This is a fair point, and I see the argument about the state as a real bugaboo for Graeber. I know it figures centrally into the argument about how credit gets created as an instrument. But I think you're missing the point (and maybe the entire thread is) by focusing only on what he's saying about credit. Because although credit as an instrument has evolved in striking ways throughout this time, his argument is only partially about credit: it is also about debt, which is a more metaphysical, moral concern that, strikingly enough, remains deeply embedded in our general thinking about how money and credit can and should work.
And, in a sense, it is the presumed immutability of this concept in current discourse that he's looking to undermine, i.e. "People must repay their debts" is an idea that has often seemed completely immoral at many points in the history of credit, money, etc. It's worth investigating how this has changed, why it has changed, and why, right now, it can seem "right" (and not just legal) to force unemployed students into debt peonage or homeowners into foreclosure for underwater mortgages. As I read Graeber, his point is that there has been a striking diversity in the way people think of both credit and debts (as well as how it has operated).
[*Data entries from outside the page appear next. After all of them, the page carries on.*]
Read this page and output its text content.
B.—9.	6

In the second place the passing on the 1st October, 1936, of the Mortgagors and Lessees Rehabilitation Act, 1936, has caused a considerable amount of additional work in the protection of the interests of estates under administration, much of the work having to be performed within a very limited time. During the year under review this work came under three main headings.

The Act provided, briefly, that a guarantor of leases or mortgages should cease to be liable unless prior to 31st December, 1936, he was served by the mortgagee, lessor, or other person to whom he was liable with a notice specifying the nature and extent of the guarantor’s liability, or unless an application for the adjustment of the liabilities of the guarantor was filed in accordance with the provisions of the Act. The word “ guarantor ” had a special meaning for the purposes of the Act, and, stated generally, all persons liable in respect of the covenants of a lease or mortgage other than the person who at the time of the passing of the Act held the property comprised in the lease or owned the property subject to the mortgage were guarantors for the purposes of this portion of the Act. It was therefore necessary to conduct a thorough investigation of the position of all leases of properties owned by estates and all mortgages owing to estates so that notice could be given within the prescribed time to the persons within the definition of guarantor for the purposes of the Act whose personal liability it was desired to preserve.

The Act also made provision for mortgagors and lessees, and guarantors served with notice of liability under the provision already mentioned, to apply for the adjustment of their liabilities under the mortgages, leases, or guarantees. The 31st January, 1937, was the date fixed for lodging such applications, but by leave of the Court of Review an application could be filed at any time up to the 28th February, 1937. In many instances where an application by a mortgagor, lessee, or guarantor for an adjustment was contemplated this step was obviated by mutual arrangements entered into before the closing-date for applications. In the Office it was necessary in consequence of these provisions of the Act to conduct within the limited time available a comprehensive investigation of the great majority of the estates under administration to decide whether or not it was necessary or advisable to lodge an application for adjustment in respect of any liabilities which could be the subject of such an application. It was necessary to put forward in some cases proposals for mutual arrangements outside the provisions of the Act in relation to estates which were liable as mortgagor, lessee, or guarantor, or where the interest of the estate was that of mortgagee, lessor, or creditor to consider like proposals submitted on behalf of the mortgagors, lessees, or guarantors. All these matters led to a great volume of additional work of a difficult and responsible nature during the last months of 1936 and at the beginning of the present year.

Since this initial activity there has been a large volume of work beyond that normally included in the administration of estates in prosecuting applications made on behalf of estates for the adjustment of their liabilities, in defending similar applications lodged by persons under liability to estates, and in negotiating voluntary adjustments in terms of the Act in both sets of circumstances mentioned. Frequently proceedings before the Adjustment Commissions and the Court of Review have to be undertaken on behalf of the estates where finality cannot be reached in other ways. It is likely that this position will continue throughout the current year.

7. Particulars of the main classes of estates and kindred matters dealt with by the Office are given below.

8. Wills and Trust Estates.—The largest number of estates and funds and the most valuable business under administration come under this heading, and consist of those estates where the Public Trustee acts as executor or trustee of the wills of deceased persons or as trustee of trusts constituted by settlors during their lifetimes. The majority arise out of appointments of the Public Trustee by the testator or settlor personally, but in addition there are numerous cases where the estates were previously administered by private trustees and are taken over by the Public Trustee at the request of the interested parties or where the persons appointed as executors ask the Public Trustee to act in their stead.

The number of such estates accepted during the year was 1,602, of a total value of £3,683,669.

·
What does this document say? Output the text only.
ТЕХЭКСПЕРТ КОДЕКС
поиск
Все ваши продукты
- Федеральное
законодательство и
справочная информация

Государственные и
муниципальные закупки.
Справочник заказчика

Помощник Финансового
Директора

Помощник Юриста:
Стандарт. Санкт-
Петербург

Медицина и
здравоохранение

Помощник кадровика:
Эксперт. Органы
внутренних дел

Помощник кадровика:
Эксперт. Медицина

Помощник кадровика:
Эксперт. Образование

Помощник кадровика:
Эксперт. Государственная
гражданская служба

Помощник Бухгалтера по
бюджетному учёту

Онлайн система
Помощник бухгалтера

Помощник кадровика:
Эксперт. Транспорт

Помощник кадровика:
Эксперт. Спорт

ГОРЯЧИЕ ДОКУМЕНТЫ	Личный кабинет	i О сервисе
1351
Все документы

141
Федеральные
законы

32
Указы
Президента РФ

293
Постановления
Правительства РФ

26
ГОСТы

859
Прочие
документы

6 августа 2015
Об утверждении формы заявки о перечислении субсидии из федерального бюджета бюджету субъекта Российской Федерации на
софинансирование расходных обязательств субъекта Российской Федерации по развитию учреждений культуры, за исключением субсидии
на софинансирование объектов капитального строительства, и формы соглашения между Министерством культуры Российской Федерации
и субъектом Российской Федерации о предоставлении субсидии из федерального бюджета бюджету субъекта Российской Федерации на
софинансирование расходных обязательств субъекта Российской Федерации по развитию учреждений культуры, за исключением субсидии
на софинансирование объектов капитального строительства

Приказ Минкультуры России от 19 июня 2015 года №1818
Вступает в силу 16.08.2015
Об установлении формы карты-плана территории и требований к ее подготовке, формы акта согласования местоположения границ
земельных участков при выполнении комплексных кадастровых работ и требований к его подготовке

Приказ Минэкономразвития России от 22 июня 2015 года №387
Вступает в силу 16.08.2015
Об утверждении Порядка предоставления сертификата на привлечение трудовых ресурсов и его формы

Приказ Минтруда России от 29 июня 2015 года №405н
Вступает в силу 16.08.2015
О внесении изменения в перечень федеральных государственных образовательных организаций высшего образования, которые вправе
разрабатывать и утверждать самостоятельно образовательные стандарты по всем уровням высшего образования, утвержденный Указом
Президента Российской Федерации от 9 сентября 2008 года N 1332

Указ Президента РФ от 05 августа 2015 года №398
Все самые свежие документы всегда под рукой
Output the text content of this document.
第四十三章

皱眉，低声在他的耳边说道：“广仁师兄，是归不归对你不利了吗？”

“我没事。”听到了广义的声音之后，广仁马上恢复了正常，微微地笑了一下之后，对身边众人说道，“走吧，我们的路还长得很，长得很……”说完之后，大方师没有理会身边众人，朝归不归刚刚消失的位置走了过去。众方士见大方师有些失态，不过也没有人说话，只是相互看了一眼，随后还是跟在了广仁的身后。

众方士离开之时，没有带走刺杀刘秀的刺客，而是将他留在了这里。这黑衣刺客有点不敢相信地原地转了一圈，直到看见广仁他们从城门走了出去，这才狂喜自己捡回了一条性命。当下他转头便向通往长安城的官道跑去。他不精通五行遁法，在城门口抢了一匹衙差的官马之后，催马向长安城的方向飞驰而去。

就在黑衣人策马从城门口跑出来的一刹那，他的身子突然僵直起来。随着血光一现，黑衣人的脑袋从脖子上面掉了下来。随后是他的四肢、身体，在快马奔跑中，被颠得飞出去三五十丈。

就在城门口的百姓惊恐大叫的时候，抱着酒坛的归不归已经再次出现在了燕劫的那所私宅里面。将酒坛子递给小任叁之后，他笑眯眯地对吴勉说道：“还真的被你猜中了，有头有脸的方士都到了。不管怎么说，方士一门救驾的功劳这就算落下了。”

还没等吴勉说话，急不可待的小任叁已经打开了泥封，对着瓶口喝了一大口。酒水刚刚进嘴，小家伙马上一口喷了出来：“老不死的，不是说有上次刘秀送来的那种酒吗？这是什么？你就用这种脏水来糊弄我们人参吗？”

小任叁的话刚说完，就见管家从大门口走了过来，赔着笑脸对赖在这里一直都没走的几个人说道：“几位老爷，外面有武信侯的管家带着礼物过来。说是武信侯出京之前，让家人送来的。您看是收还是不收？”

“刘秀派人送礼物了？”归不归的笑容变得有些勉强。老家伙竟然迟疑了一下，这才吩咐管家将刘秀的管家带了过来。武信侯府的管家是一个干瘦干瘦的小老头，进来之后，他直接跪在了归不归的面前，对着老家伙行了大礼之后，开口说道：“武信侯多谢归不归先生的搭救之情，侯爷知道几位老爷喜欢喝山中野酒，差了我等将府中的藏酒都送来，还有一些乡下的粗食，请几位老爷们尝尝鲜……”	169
The question is why we haven't yet seen the kind of reaction one would think you'd see when a tiny sliver of the population holds the rest in a form of credit/debt slavery. It isn't fair to say his goal is to look at some arcane, incidental past and make a direct analogy to today or project some Mesopotamian system forward to Goldman Sachs (though I'd love to hear Matt Taibbi attempt to do this). His point is rather that, in other specific historic situations people have had very different reactions to how debt, credit, and exchange were understood. This should help encourage us to understand the way the particular kinds of debt we have today are being considered in the way they are being considered. In other words, whatever anarchist bias is sneaking into his understanding of the patterns in the creation of credit, it seems less critical to the value of the project than his anthropologist bias towards looking at people's varied, concrete reactions to debt. I realize those are connected, but both are a helpful corrective to the Robinsonade fallacies he's targeting.